Latar Belakang Gugatan
Permohonan dengan nomor 3/PUU-XXIII/2025 diajukan Jaringan Pemantau Pendidikan Indonesia berbareng tiga pemohon individu, ialah Fathiyah, Novianisa Rizkika, dan Riris Risma Anjiningrum. Fathiyah dan Novianisa adalah ibu rumah tangga, sementara Riris bekerja sebagai pegawai negeri sipil (PNS).
Dasar argumen permohonan mereka adalah tidak maksimalnya pemakaian anggaran pendidikan di sejumlah wilayah di Indonesia. Jaringan Pemantau Pendidikan Indonesia alias JPPI menemukan info pada 2016 nan menujukan anggaran pendidikan tidak digunakan untuk program penuntasan wajib belajar di jenjang pendidikan dasar, tetapi lebih digunakan untuk shopping tidak langsung.
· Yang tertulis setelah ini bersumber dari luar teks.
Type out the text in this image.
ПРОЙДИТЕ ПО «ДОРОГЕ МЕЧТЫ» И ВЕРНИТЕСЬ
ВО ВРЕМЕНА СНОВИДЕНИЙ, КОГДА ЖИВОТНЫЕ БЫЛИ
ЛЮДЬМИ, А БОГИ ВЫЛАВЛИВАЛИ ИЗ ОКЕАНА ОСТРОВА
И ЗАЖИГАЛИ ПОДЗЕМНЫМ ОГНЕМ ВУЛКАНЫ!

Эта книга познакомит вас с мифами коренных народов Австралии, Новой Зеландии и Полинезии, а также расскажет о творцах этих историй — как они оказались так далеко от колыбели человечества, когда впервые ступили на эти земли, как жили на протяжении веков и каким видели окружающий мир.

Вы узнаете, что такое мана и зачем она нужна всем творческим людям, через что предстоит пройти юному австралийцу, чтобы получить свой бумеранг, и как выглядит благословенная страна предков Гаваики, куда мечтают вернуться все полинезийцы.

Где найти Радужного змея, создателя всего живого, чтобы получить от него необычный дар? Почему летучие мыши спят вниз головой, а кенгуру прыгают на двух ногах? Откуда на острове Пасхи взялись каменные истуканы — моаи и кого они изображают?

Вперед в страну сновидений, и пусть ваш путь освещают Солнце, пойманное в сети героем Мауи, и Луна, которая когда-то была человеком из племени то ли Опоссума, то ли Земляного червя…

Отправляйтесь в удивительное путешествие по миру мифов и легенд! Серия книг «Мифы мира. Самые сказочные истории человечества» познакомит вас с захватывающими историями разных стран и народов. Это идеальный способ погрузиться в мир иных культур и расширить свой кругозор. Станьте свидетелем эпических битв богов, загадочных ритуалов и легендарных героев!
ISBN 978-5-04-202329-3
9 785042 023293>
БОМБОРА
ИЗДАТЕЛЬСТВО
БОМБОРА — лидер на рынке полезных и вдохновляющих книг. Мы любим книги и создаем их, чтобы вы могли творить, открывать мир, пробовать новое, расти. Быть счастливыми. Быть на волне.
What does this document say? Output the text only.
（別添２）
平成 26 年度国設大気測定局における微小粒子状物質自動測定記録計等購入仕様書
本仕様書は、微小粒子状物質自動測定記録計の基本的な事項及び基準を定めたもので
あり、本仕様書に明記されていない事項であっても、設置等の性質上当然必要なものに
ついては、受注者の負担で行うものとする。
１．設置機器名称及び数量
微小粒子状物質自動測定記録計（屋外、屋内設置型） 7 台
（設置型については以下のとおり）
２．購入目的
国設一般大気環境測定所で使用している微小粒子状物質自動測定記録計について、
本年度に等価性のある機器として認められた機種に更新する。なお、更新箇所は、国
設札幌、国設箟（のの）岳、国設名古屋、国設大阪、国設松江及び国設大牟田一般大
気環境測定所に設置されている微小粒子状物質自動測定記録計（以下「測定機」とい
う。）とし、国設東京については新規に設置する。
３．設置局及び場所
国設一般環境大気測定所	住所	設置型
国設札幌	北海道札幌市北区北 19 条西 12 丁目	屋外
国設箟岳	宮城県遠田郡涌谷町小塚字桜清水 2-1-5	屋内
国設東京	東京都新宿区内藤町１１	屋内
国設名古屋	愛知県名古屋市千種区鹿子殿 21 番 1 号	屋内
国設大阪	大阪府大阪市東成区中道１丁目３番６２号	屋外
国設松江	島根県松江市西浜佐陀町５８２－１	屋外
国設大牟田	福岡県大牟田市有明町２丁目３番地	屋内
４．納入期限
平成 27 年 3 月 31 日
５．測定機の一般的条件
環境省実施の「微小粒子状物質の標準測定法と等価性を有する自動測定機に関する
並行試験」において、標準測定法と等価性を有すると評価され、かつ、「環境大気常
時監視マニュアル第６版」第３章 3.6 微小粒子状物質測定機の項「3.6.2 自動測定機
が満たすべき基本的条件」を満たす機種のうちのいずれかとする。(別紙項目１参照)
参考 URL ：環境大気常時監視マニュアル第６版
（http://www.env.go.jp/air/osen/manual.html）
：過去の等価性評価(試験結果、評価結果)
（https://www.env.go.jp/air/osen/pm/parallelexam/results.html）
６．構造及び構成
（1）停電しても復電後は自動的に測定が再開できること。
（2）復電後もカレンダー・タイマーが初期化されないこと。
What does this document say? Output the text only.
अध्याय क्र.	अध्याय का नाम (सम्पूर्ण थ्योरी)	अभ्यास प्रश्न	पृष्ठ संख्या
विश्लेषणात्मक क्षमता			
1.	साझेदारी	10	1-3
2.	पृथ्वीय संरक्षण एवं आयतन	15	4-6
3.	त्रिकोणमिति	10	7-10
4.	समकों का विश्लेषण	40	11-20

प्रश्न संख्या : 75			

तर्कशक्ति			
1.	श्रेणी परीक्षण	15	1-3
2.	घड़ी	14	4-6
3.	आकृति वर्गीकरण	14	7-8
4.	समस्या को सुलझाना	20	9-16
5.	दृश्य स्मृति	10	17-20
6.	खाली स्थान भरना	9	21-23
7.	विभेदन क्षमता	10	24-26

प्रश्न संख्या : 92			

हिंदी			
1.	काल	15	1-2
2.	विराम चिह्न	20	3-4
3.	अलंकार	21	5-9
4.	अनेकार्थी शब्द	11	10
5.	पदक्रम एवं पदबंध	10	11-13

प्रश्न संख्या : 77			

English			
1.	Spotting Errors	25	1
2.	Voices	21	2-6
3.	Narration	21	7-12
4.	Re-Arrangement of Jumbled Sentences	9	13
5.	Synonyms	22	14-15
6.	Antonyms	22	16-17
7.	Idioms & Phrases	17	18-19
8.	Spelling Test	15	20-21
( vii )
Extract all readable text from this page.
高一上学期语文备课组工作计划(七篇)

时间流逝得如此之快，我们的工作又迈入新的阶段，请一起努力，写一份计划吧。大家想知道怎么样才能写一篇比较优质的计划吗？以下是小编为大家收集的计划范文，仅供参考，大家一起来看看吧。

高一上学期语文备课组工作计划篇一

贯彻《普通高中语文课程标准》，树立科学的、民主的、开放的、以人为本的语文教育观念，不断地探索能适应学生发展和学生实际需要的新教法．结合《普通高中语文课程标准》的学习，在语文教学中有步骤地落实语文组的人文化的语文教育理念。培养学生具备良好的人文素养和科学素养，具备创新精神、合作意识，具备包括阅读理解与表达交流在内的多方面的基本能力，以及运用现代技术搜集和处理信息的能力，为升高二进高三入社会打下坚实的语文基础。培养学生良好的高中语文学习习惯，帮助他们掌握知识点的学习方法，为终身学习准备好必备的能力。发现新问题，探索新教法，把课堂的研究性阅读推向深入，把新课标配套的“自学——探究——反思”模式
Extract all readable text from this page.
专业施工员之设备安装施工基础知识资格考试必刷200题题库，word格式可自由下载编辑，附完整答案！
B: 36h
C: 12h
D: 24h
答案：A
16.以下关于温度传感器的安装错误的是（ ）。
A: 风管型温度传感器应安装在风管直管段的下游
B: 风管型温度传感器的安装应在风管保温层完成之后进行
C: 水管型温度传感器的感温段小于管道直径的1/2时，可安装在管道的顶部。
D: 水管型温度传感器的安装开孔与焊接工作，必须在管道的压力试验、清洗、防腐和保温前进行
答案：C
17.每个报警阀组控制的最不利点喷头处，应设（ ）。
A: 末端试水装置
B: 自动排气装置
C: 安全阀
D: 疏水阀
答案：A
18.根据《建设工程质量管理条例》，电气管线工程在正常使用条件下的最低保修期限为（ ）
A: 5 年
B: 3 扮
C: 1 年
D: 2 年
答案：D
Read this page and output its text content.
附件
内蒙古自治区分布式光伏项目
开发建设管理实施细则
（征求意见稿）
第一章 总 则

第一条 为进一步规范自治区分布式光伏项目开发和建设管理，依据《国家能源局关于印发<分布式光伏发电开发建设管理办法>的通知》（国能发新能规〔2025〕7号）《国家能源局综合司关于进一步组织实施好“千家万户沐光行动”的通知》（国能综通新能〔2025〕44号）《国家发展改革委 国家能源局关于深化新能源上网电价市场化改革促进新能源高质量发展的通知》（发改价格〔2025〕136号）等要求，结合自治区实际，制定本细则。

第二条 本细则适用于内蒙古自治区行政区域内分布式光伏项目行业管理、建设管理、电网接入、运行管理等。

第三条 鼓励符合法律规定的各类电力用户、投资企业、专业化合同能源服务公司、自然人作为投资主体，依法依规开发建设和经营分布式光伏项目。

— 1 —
"Bahwa berasas data-data anggaran pendidikan dasar tersebut, maka dapat disimpulkan bahwa sangat memungkinkan pendidikan dasar baik di sekolah swasta maupun negeri dibiayai oleh 20% APB dan 20% APBD, dengan beberapa argumen nan mendukung," bunyi argumen permohonan pemohon sebagaimana dilihat dalam putusan MK.
Petitum pemohon ialah:
1. Mengabulkan Permohonan PARA PEMOHON;
2. Menyatakan Pasal 34 ayat (2) sepanjang frasa "Wajib Belajar minimal Pada Jenjang Pendidikan Dasar Tanpa Memungut Biaya" Undang Undang Nomor 20 Tahun 2003 Tentang Sistem Pendidikan Nasional (Lembaran Negara Republik Indonesia Tahun 2003 Nomor 78 Dan Tambahan Lembaran Negara Republik Indonesia Nomor 4301) Inkonstitusional secara bersyarat dengan Undang-Undang Dasar 1945 dan tidak mempunyai kekuatan norma mengikat sepanjang tidak dimaknai "Wajib Belajar minimal Pada Jenjang Pendidikan Dasar nan dilaksanakan di Sekolah Negeri maupun Sekolah Swasta Tanpa Memungut Biaya";
3. Memerintahkan pemuatan putusan ini dalam Berita Negara Republik Indonesia sebagaimana mestinya. Atau, Apabila Majelis Hakim Konstitusi beranggapan lain, minta putusan nan seadil-adilnya (ex aequo et bono).
Mahkamah pun mengabulkan permohonan mereka.
"Mengabulkan permohonan para Pemohon untuk sebagian. Menyatakan Pasal 34 ayat (2) Undang-Undang Nomor 20 Tahun 2003 tentang Sistem Pendidikan Nasional bertentangan dengan Undang-Undang Dasar Negara Republik Indonesia Tahun 1945 dan tidak mempunyai kekuatan norma mengikat secara bersyarat sepanjang tidak dimaknai 'Pemerintah dan Pemerintah Daerah menjamin terselenggaranya wajib belajar minimal pada jenjang pendidikan dasar tanpa memungut biaya, baik untuk satuan pendidikan dasar nan diselenggarakan oleh pemerintah maupun satuan pendidikan dasar nan diselenggarakan oleh masyarakat," kata Ketua MK Suhartoyo saat membacakan amar putusan.